Breaking Bread Everywhere, Plentifully or Pitifully

 

Imagine gathering all the food you plan to eat today. Now take a picture of it.

In an unusual project, Peter Menzel and Faith D’Alusio, a photographer and writer, traveled the world collecting photos and stories about what people eat in a day. They documented the meager meals of a Masai goat herder during a drought, the fast-food diet of an American long-haul trucker and a veritable feast of lamb kebabs and other foods set out by an Iranian bread baker.

The photos, first compiled in the book “What I Eat: Around the World in 80 Diets,” have been selected for an unusual exhibit at the Museum of Science in Boston. The result is an anthropological exploration of the culture of eating that is by turns mouthwatering, repulsive and surprising.

A mountain farmer in Ecuador offers tantalizing cheese empanadas along with roasted potatoes, barley soup and plantains. Meanwhile, a 21-year-old Mall of America worker in Minnesota is photographed with chicken fries from Burger King, tacos from Taco Bell and large cups of Dr Pepper and Mountain Dew.

Flanked by a herd of sheep, a fit-looking Spanish shepherd poses with his dog near a table filled with cans of beer, which he drinks with breakfast and dinner, as well as lamb, cured pork belly, fish and fruit. Several bottles of water and Gatorade dominate the photograph of a 20-year-old American soldier headed to Iraq.

“It isn’t so much to point out problems as it is to open eyes,” Ms. D’Alusio said. “We’ve been focused on food for a while because everybody has to eat. It’s a common denominator.”

David Rabkin, director of current science and technology at the Museum of Science, said the photo exhibit had been a hit with visitors and would continue at least through early next year.

“Food is a hot topic — people are interested in it and its many dimensions, from its health impact, to the experience of great food, to the bigger picture of our global food system and issues of social justice,” Mr. Rabkin said in an e-mail. “Food is personal. It’s a great topic for our museum because it’s so compelling to so many of our visitors and so rich in terms of the educational directions in which we can go with them.”

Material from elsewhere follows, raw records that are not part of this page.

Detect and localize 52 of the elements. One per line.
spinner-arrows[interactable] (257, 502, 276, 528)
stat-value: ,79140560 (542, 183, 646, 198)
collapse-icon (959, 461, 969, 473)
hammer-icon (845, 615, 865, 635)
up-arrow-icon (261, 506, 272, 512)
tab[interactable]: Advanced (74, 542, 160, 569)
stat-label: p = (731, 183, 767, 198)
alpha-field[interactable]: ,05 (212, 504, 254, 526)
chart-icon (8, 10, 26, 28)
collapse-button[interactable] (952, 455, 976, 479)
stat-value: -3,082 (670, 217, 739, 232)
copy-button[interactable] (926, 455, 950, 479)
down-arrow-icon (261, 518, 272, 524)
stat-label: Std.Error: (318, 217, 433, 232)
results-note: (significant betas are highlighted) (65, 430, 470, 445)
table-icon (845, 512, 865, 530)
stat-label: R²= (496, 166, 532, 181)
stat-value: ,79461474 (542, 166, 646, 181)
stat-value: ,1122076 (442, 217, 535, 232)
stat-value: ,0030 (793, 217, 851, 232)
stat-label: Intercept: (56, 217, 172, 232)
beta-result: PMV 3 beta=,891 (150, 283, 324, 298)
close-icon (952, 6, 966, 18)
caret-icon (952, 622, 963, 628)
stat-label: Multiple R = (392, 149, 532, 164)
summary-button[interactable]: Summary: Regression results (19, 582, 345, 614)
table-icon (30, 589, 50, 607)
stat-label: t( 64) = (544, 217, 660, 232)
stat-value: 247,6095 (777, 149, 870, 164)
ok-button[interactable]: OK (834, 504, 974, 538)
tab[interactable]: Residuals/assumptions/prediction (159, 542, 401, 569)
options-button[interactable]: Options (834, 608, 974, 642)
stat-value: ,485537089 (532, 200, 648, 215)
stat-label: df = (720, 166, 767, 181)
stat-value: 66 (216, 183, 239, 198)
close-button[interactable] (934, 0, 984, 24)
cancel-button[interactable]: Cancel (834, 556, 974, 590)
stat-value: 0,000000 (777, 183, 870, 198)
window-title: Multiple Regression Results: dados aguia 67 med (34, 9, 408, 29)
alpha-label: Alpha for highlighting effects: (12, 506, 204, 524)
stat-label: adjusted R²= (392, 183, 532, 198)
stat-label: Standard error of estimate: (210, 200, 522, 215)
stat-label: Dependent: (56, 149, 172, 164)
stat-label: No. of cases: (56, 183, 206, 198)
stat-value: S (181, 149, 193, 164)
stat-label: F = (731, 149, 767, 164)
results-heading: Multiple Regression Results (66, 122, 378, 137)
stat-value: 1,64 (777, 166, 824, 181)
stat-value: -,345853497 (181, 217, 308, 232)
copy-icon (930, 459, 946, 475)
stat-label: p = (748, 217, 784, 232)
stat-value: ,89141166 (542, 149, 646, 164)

Each photograph is accompanied by a calorie count of the food displayed, but the authors warn that it’s not necessarily representative of the person’s average daily consumption. Still, the pictures do give a glimpse into how both hunger and excess coexist on the planet. The listed calories range from 800 to 12,300, beginning with a gaunt Kenyan herder and ending with an overweight British woman who claims to regularly binge on junk food.

Marion Nestle, a professor of nutrition, food studies and public health at New York University, who wrote the book’s foreword, said the photographs were only a snapshot of how individuals from different cultures choose to eat. As a result, she notes, the reader can’t draw broad conclusions about the diet of the individual or culture pictured, but the photographs are still revealing.

“In some places the food looks extremely familiar, and other places it doesn’t,” Dr. Nestle said. “Clearly, everybody does not eat like us. There’s a college student in China eating Kentucky Fried Chicken, and there she is looking quite proud about it. It does make you worry about the influx of American fast food into these cultures, yet there seems to be much holding on to the traditional foods.”

Mr. Menzel and Ms. D’Alusio had documented food habits in two previous books. “Hungry Planet: What the World Eats” is made up of photographs of the weekly food purchases of families around the world. “Man Eating Bugs” documents entomophagy, the eating of insects, still common in parts of Asia, Africa and Latin America.

Another project, “Material World,” has photographs of families with all of their belongings, highlighting their most precious possession. “We present information to people rather than drawing conclusions,” Mr. Menzel said. “We’re trying to educate readers by show and tell.”